Dalam suasana panik, masyarakat adat Lamtoras Sihaporas kemudian melakukan pembelaan diri dan perlawanan.

Seluruh warga-masyarakat adat Lamtoras pun pulang untuk mengutamakan pertolongan pertama, membawa berobat anak Mario Ambarita dan beberapa masyarakat adat Lamtoras yang terluka.

Judin Ambarita, membeberkan histori lokasi itu. Tanah moyang mereka yang dicaplok penjajah Belanda pada tahun 1910-an.

Setelah penjajah pulang ke negerinya, tanah tersebut diambil alih pemerintah Republik Indonesia yang merdeka tahun 1945, kemudian diusahai PT Toba Pulp Lestari (TPL).

Humas PT TPL, Norma Hutajulu ketika dikonfirmasi tidak mengelak soal adanya bentrokan tersebut.

Namun, Norma menuding warga yang melakukan tindakan penganiayan dan menyebabkan karuawn TPL terluka. Katanya, keadian ini bermula sekitar pukul 10.00 WIB.

Personel keamanan yang berjaga di Compt B 068 dan B. 081 melaporkan bahwa warga Sihaporas melakukan penanaman jagung di Compt B 553.

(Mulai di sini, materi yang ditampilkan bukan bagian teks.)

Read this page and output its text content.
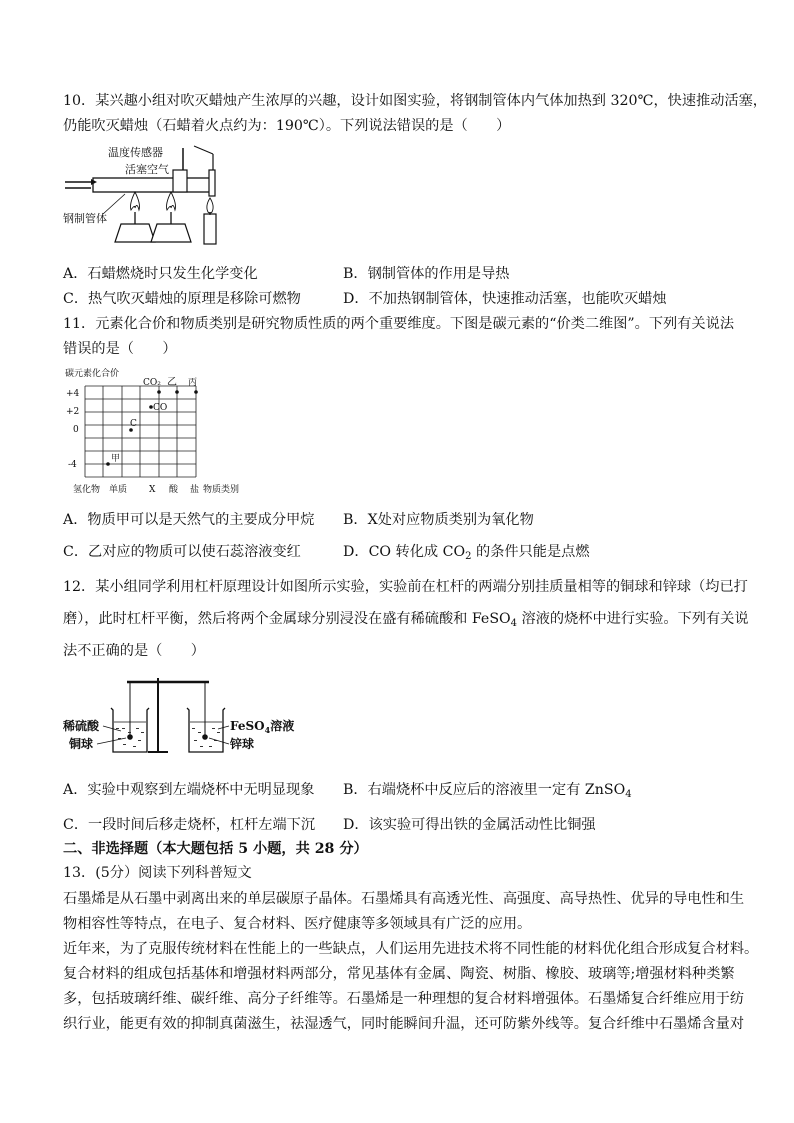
10．某兴趣小组对吹灭蜡烛产生浓厚的兴趣，设计如图实验，将钢制管体内气体加热到 320℃，快速推动活塞，
仍能吹灭蜡烛（石蜡着火点约为：190℃）。下列说法错误的是（　　）
温度传感器
活塞空气
钢制管体
A．石蜡燃烧时只发生化学变化	B．钢制管体的作用是导热
C．热气吹灭蜡烛的原理是移除可燃物	D．不加热钢制管体，快速推动活塞，也能吹灭蜡烛
11．元素化合价和物质类别是研究物质性质的两个重要维度。下图是碳元素的“价类二维图”。下列有关说法
错误的是（　　）
碳元素化合价
+4
+2
0
-4
氢化物 单质 X 酸 盐 物质类别
CO₂ 乙 丙
CO
C
甲
A．物质甲可以是天然气的主要成分甲烷 B．X处对应物质类别为氧化物
C．乙对应的物质可以使石蕊溶液变红	D．CO 转化成 $CO_2$ 的条件只能是点燃
12．某小组同学利用杠杆原理设计如图所示实验，实验前在杠杆的两端分别挂质量相等的铜球和锌球（均已打
磨），此时杠杆平衡，然后将两个金属球分别浸没在盛有稀硫酸和 FeSO$_4$ 溶液的烧杯中进行实验。下列有关说
法不正确的是（　　）
稀硫酸
铜球
FeSO$_4$溶液
锌球
A．实验中观察到左端烧杯中无明显现象 B．右端烧杯中反应后的溶液里一定有 ZnSO$_4$
C．一段时间后移走烧杯，杠杆左端下沉 D．该实验可得出铁的金属活动性比铜强
二、非选择题（本大题包括 5 小题，共 28 分）
13．(5分）阅读下列科普短文
石墨烯是从石墨中剥离出来的单层碳原子晶体。石墨烯具有高透光性、高强度、高导热性、优异的导电性和生
物相容性等特点，在电子、复合材料、医疗健康等多领域具有广泛的应用。
近年来，为了克服传统材料在性能上的一些缺点，人们运用先进技术将不同性能的材料优化组合形成复合材料。
复合材料的组成包括基体和增强材料两部分，常见基体有金属、陶瓷、树脂、橡胶、玻璃等;增强材料种类繁
多，包括玻璃纤维、碳纤维、高分子纤维等。石墨烯是一种理想的复合材料增强体。石墨烯复合纤维应用于纺
织行业，能更有效的抑制真菌滋生，祛湿透气，同时能瞬间升温，还可防紫外线等。复合纤维中石墨烯含量对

Menurutnya, Humas TPL melakukan mediasi dan menyampaikan kepada warga agar kegiatan penanaman jagung diberhentikan dahulu dan diadakan musyawarah dan dibicarakan secara baik-baik.

Saat upaya dialog damai dilakukan Humas TPL untuk dapat duduk berbicara bersama di salah satu tepian lokasi, warga Sihaporas bersikeras melakukan penanaman.

Baca: Kasus Penganiayaan Oknum Polisi Terhadap Sekuriti di Taman Sari Berakhir Damai

Dijelaskannya, areal penanaman tersebut merupakan areal konsesi PT TPL yang telah memiliki izin dan telah memasuki rotasi tanam ekaliptus yang keempat.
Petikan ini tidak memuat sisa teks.